Eric Kandel with his wife Denise, showing characteristic behaviour. Photo: Dietmar Temps

This isn’t the only scene where it’s obvious that the Nobel laureate definitely has a healthy sense of humour. When getting into the car, for example, Kandel makes jokes with the driver; when talking about his career, Kandel is permanently making jokes about himself, and throughout the whole film we hear his very distinctive, goat-like bleating but always life-affirming laughter.

Or take this moment in 1955, when young and high-flying student Eric Kandel told his puzzled professor that he wanted to find where the id, ego and superego are located in the human brain (whereupon his professor, the prominent neuroresearcher Harry Grundfest, told him to be less cocky and to accept, “if you want to understand how the brain works, my son, you have to study it one cell at a time”).

Maybe the most comical scene in the whole film, however, occurs in Brooklyn when Kandel is looking for people who can remember his father’s erstwhile toy shop and encounters an aged Afro-American, sitting around in a sleazy chair at the roadside. Surprisingly, he exhibits the same sense of humour as Kandel himself, whereupon both become entangled in a quick-witted and playful debate that should bring a smile to even the most ill-humoured viewer’s face.

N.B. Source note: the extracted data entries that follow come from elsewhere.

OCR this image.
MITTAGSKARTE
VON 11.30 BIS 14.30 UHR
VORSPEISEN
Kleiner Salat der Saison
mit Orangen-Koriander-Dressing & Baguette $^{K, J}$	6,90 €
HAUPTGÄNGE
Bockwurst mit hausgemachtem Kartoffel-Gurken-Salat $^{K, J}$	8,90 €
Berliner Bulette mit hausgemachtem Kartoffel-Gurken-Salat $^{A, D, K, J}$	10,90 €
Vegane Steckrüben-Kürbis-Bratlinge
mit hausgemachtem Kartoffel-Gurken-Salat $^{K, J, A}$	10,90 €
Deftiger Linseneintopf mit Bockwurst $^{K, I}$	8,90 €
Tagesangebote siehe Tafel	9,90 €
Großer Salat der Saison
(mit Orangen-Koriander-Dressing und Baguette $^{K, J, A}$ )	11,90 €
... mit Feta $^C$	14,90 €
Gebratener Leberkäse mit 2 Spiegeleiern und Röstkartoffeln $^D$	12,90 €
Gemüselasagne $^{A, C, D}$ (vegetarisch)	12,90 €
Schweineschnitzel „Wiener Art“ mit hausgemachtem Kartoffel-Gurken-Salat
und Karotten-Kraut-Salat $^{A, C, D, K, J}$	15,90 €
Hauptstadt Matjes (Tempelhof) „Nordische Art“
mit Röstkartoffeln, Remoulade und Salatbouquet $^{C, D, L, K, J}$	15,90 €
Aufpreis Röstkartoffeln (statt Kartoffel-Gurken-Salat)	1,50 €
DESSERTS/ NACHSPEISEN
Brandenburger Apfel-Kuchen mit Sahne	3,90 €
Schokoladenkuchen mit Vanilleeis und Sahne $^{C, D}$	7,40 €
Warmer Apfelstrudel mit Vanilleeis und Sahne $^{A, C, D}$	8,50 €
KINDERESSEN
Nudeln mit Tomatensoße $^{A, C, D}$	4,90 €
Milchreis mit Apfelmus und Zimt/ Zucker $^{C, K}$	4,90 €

Even if the film isn’t busy imparting profound knowledge, we learn a lot about the day-to-day of academic business. We learn the reasons why Kandel chose a primitive marine mollusc, Aplysia californica, to unravel the secrets of learning and memory and we become acquainted with the extremely motivated young researchers in Kandel’s laboratories with their personal research topics and thrilling results and conclusions.

It’s not for the money

Unexpectedly, these last-mentioned scenes are the most touching: when Kandel’s young staff get this dreamy, reflective expression in their eyes, explaining, “It’s not for the money. You cannot make very much money in science. You’re here because of the passion. And everywhere where passion is involved, things are going to get interesting.”

If anyone can make outsiders understand why science can be such an absorbing and appealing activity, then it’s these young brain researchers from the Center for Neurobiology and Behavior at Columbia University.